SciencePunk

Located in the northeast of India, the state of Uttar Pradesh is known for the Taj Mahal, the Ganges and the holy city of Varanasi.  It’s also home to the eastern ‘Badlands’, an area that boasts high levels of poverty, crime, and acute pressures on land.  (In fact, land is in such short supply that people will have living family members legally declared dead in order to speed up the inheritance process.)  Peasant farmers work small family plots, and with each successive generation, the plot is divided amongst the children, getting smaller and smaller until people are farming strips of land “no bigger than a basketball court”.

I thought it would be interesting to see this competition for land use from the air.  Each plot of land represents a smallholding of one family, so the more plots there are, the more intense demand on land must be.  For comparison, I pulled an aerial photo of Iowa, USA, where mechanised farming drives the development of huge plots, and low land pressure / successful business allows it.  Despite differences in farming, borders  nevertheless serve the same function in both cases – being a demarcation of ownership.  Sure, that’s a bit of a wide assumption, but it’s just a thought experiment, so bear with me.  Aerial photos aren’t exactly the same scale from one place to the next, so one of these has been rescaled in Paint.net.  I actually made this image a long time ago, so apologies that the locations are a bit vague.

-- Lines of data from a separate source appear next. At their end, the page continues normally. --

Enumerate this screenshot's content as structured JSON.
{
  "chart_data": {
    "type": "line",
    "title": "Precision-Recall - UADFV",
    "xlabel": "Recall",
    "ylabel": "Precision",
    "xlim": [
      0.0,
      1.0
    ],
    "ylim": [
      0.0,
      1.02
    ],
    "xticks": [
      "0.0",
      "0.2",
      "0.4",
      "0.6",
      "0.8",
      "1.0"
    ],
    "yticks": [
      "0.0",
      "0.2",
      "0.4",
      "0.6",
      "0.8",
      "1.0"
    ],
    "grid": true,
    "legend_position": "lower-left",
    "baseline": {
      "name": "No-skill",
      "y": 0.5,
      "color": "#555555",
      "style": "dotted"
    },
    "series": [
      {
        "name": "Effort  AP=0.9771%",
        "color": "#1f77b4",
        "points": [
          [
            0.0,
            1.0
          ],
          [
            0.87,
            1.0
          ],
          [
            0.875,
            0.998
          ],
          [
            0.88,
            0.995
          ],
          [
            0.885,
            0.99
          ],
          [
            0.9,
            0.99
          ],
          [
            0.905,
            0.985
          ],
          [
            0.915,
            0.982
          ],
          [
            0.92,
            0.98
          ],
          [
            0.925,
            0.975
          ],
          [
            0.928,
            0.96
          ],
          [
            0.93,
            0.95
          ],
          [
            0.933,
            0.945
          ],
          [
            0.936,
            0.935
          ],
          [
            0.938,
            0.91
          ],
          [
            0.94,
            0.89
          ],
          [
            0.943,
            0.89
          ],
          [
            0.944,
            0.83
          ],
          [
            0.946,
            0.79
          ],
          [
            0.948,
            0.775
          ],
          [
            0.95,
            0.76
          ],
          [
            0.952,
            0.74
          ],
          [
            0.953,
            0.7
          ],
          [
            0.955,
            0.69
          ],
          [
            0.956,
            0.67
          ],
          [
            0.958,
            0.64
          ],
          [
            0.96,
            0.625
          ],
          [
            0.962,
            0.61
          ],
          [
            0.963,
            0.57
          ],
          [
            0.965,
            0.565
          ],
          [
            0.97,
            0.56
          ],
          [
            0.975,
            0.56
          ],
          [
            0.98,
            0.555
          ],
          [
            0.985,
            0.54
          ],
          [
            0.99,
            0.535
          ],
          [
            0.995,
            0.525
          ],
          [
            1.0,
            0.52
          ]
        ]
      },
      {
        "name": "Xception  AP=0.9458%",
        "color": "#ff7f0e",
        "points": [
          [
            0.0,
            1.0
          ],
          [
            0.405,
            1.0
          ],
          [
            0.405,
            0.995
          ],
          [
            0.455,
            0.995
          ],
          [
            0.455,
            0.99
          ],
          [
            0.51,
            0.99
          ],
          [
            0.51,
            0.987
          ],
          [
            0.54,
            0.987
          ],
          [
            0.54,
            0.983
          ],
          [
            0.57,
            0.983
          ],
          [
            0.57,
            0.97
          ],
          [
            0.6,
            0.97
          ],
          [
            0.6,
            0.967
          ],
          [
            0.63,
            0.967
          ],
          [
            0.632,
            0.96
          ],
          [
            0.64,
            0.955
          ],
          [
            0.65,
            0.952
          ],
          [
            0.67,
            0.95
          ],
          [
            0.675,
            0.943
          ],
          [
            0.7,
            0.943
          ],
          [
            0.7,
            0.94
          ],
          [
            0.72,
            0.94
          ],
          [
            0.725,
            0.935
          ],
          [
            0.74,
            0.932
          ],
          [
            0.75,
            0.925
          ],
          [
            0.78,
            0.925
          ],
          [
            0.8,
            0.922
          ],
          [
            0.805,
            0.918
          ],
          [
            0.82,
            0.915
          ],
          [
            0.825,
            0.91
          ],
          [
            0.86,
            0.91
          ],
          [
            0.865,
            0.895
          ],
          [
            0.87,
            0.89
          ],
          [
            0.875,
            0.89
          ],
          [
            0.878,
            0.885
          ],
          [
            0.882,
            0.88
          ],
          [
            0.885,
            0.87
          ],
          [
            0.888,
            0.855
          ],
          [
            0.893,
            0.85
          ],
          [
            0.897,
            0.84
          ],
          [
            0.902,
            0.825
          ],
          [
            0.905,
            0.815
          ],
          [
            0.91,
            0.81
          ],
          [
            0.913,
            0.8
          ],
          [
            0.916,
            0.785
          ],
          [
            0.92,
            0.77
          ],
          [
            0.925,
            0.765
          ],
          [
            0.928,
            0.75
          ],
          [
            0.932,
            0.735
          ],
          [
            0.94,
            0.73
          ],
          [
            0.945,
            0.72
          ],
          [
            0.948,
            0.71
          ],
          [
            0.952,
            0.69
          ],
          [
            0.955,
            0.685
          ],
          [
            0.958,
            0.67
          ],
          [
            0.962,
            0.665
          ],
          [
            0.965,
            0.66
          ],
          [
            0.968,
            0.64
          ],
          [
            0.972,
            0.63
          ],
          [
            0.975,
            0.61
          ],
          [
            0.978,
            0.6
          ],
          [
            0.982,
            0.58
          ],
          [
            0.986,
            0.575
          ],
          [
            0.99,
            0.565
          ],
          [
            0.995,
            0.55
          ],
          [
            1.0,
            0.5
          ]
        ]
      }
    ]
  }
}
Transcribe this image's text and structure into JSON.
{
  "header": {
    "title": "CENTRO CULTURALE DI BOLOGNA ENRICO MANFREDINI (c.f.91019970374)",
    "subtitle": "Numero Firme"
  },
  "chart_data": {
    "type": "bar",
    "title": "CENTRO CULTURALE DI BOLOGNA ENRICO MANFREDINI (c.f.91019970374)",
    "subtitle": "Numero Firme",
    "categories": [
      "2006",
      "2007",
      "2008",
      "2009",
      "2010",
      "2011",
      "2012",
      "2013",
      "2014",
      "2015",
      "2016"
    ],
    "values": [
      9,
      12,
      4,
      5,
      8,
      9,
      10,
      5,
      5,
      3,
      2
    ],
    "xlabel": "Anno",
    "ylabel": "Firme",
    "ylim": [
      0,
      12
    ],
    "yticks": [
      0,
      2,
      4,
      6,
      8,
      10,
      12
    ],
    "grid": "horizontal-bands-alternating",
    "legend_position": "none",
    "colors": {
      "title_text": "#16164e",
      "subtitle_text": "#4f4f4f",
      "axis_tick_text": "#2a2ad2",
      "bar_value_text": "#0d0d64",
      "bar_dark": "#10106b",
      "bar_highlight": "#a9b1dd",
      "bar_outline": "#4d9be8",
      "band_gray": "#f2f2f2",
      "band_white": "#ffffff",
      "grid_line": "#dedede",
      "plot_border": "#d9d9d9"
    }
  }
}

Result? Pretty stark. Shame I couldn’t get them at the same resolution, as the impression is that the Iowa scene has been zoomed, when it’s actually at the same scale.  So what’s the point? I thought that you might be able to use a pattern-matching algorithm to  automatically scan aerial photos and estimate the size and number of plots.  This might work as a remote measurement of land availability and demand, and thereafter crime, poverty, etc.